O 'meu' Rio de Janeiro
Havia livros para divulgar, um Nobel que ainda não o era - ou que tinha acabado de sê-lo, não me lembro bem - brasileiros, actores para conhecer, portugueses para exibir, bibliotecas para visitar... e algum tempo livre.
Meti-me num avião com lugares vagos em económica e um Ministro lá à frente, com os meus colegas assessores. Eu escolhi a parte de trás porque era melhor assim, acompanhar de perto quem ia trabalhar, quem levava material na mão, o papel e a câmara de filmar, o gravador e a caneta bic. Estávamos em 1998 e havia uma Bienal no Rio. Era a do Livro. Sempre gostei de ler.
Chegámos numa segunda ou numa terça. Parece que foi há séculos e o Rio tem-se apagado da minha memória a cada dia que passa. De propósito. Não costumo gostar dele.
Em Lisboa ficava a velhice de quem já não estava para leituras. Lia-se-lhe nos olhos que o fim estava para vir. Não de avião, como eu fui, mas num rio de lágrimas que depois trouxe.

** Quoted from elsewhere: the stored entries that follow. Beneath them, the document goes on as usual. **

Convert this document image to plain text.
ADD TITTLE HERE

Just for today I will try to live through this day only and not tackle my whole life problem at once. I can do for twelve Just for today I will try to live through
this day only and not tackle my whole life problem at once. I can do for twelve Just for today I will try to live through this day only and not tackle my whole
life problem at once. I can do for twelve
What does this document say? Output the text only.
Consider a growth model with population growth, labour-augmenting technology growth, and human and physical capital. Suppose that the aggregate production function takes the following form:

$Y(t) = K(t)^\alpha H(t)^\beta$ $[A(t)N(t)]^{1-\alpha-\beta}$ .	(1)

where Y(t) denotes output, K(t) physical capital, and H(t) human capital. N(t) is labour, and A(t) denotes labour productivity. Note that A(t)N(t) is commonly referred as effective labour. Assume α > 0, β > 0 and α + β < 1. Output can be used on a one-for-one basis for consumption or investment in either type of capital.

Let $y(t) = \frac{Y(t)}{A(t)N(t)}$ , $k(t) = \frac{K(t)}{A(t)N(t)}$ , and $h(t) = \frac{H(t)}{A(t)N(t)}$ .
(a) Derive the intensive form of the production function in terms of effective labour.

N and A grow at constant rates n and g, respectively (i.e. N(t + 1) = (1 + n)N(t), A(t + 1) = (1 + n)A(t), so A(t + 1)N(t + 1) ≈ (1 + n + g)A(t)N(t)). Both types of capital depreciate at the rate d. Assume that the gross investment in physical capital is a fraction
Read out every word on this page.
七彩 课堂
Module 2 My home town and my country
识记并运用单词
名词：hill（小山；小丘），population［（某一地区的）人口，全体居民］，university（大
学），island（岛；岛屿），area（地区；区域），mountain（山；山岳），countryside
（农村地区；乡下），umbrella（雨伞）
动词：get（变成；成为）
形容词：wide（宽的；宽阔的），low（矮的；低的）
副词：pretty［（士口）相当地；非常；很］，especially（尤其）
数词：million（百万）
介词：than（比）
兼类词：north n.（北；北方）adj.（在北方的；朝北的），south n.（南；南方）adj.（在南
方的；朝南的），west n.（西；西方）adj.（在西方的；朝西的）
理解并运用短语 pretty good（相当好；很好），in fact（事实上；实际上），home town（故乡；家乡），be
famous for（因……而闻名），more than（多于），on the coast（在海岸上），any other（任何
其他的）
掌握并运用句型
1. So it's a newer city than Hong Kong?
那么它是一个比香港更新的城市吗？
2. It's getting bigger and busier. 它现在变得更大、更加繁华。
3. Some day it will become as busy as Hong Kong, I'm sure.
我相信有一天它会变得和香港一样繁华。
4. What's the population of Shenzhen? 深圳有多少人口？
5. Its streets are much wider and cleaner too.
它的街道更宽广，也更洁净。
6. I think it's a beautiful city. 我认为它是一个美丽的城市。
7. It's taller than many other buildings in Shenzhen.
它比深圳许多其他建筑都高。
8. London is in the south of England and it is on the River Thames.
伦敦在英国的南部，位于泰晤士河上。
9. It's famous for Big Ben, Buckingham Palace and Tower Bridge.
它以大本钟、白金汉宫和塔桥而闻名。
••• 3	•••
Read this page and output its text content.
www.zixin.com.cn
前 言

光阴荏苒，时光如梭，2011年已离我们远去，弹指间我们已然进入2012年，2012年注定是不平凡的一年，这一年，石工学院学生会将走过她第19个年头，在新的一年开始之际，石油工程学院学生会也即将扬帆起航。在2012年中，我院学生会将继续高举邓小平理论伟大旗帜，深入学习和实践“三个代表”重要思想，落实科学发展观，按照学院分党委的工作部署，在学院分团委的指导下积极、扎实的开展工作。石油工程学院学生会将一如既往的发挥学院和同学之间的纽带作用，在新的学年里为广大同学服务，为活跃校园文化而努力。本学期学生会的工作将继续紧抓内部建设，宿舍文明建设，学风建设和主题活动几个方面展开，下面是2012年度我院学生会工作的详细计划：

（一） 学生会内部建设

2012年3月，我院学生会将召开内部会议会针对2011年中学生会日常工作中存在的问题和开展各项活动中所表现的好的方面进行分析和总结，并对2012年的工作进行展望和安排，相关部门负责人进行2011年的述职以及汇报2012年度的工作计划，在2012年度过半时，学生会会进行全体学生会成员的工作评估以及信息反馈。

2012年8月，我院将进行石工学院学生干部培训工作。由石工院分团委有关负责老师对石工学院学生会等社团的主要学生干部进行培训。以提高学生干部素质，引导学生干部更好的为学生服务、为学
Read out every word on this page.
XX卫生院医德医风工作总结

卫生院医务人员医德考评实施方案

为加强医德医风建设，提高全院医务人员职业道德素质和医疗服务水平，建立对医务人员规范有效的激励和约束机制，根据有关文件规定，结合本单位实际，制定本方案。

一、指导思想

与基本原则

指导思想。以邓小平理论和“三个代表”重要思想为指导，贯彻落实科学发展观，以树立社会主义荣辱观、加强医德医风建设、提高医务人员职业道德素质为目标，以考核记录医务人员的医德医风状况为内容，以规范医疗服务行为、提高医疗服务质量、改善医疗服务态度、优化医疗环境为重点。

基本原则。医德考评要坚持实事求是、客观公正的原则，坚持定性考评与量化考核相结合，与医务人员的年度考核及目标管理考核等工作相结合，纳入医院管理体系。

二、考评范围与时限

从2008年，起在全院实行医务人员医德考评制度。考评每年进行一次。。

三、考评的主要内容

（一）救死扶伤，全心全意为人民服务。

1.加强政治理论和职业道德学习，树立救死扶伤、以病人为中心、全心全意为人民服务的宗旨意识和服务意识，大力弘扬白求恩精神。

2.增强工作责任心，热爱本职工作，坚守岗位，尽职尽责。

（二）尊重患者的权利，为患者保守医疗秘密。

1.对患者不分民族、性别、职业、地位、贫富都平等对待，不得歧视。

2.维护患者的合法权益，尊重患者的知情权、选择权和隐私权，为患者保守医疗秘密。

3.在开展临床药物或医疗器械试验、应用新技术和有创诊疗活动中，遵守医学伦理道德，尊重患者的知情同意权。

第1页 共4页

Ficámos instalados no Copacabana Palace, centro da Avenida, vista fantástica, quarto de ricos sem vista para os pobres. Nada mau, no Rio de Janeiro. Os outros não, os da caneta e do papel ficaram mais à frente, que aquele hotel era caro e o Estado não é gastador, não senhor...
Ainda segui o Nobel a uma bela Biblioteca, centro da cidade, ruas arranjadas, livros em vitrines acabadas de limpar, outros velhos... mas a aguentarem-se. Sobrevivem, creio eu, ainda hoje, ao tempo que passa. Mas não o meu.
Ainda subi ao morro do Pão de Açúcar e olhei para o Redentor, Cristo no alto de um monte que se vê do outro. Ainda tirei fotografias. Não estão muito boas, mas guardo-as...
Ainda passeei pelo calçadão, também calçada porque era já noite, e vi as meninas, as garotas de programa, as prostitutas, os mafiosos, os moleques e tantos mais. Que não me fizeram mal.
Ainda jantei com os actores. Os mais conhecidos das novelas brasileiras, então as mais vistas do lado de cá, os mais sérios e mais antigos, porque os novos e bonitinhos não interessam à cultura. E eu estava culta, nessa noite.
Ainda telefonei para Lisboa. Estável, disseram-me.
Eram seis da manhã quando acordei. Não sei porquê. Os actores tinham-me feito deitar tarde. Foi uma noite mais prolongada com os do papel e caneta que também puderam jantar no Copacabana. E às seis da manhã, 10 da manhã em Lisboa, acordei!
Quando o telefone não foi atendido do lado cá - porque foi a primeira coisa que fiz ao acordar, era ainda noite naquele Rio de 98 - estranhei. Tentei outro, e nada. Tentei o terceiro.
Nesse dia o meu corpo deambulou descalço na praia. Era uma praia deserta, antes do início de uma manhã no Rio de Janeiro. Molhei os pés, sem querer. Virei-me de costas para não ver o mar que me parecia infinito e uma onda apanhou-me. Literalmente. Também o rosto ficou molhado, como agora, sempre que recordo essa manhã.
O regresso a Lisboa foi antecipado. Nessa tarde viajei sozinha em executiva e só a noite e as 10 horas de voo me puderam sossegar.
O meu avô tinha 83 anos. Vivia na minha casa e despedi-me dele antes de ir para o Rio. Senti que não voltaria a vê-lo. Fui na mesma. Muito me arrependi quando percebi que só viria a tempo para o funeral.
3 comentários:
Quando comecei a preparar o casamento já sabia que a minha Avó estava muito doente. Pensei adiantar (para Abril) mas decidi manter a data. Casei em setembro. A minha Avó morreu em Março. Se tivesse adiantado não teria servido de nada.
Isto tudo para concluir que não podemos deixar de viver a nossa vida por medo que algo aconteça.
Não sabemos quando nem se vai acontecer. Não adivinhamos o futuro. Não podemos viver no futuro. Não te culpabilizes por teres vivido no presente. Não te culpabilizes por teres vivido.
Quando parti para Itália sabia que o meu avô estava muito doente. Tive medo de estar ausente. Mas ainda assim, fui. E quando voltei passei toda a semana com ele. Morreu nos meus braços. E pude despedir-me dele. E pude passar com ele todos os últimos momentos da vida, dele. Tive mais sorte... e não troco por nada nenhum dia daquela última semana. O meu avô tinha 85 anos.
Obrigada pela partilha.
Por mim, tento agora aproveitar cada segundo da minha única avó, que tem 90 anos e gosta de mim como se tivesse outra vida inteira para me ver.